The project was partly informed by Jaron Lanier’s 2018 book Ten Argument for Deleting Your Social Media Accounts Right Now, which spells out in plain language what technology companies are doing to our minds, souls, and ideas and what these platforms mean for the future of democracy, civil society and public discourse. The project brief started with this:
The internet is making us crazy and yet it is also the most brilliant human invention in history. It has driven huge rifts between us and our communities while allowing us to share our ideas and stories across time and place. It is built to bilk us of our time and money and yet it provides enormous opportunities to help people live better. This project is about creating two visions for the Internet: one positive and one negative via two related animated GIFS. These animations can be deeply personal, critical of the status quo, outrageous or simply funny. But the two animations must represent a cohesive concept for unique futures of the Internet.

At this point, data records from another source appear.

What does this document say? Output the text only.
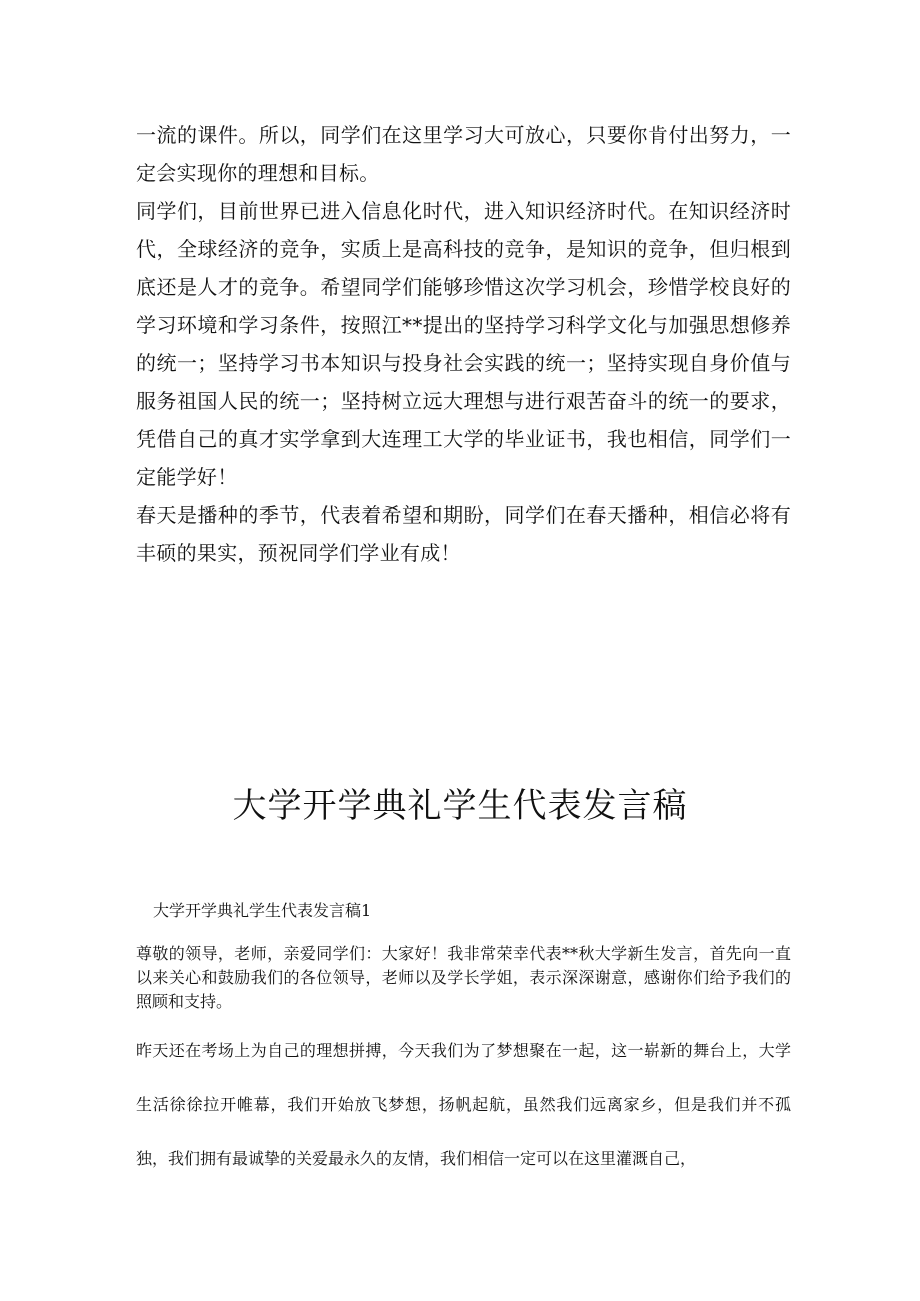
一流的课件。所以，同学们在这里学习大可放心，只要你肯付出努力，一定会实现你的理想和目标。

同学们，目前世界已进入信息化时代，进入知识经济时代。在知识经济时代，全球经济的竞争，实质上是高科技的竞争，是知识的竞争，但归根到底还是人才的竞争。希望同学们能够珍惜这次学习机会，珍惜学校良好的学习环境和学习条件，按照江**提出的坚持学习科学文化与加强思想修养的统一；坚持学习书本知识与投身社会实践的统一；坚持实现自身价值与服务祖国人民的统一；坚持树立远大理想与进行艰苦奋斗的统一的要求，凭借自己的真才实学拿到大连理工大学的毕业证书，我也相信，同学们一定能学好！

春天是播种的季节，代表着希望和期盼，同学们在春天播种，相信必将有丰硕的果实，预祝同学们学业有成！

大学开学典礼学生代表发言稿
大学开学典礼学生代表发言稿1

尊敬的领导，老师，亲爱同学们：大家好！我非常荣幸代表**秋大学新生发言，首先向一直以来关心和鼓励我们的各位领导，老师以及学长学姐，表示深深谢意，感谢你们给予我们的照顾和支持。

昨天还在考场上为自己的理想拼搏，今天我们为了梦想聚在一起，这一崭新的舞台上，大学生活徐徐拉开帷幕，我们开始放飞梦想，扬帆起航，虽然我们远离家乡，但是我们并不孤独，我们拥有最诚挚的关爱最永久的友情，我们相信一定可以在这里灌溉自己，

As a mechanism to contextually present animations online, Are.na worked. Students focused on crafting their two animated GIFs with an eye toward commenting on internet futures. In the end, the results were solid, thoughtful and coherent and full of the possibilities that all student projects exhibit. While most posted their process work alongside their animated GIFs, they did not have enough time to connect them to other resources on the internet or on Are.na itself. In other words, student presentation of projects was successful — but using the platform for discovery and connection to other online research and information was less so.
However, and perhaps most importantly, the overall class response to using this platform was positive. Most students appreciated using Are.na as a means to simplify and showcase their research and to demonstrate their ideas online. My hope is that they will continue to work on and in Are.na in future design research work. As the move to online education increases, Are.na is a bright (twinned) star in the late dawn of social sharing platforms.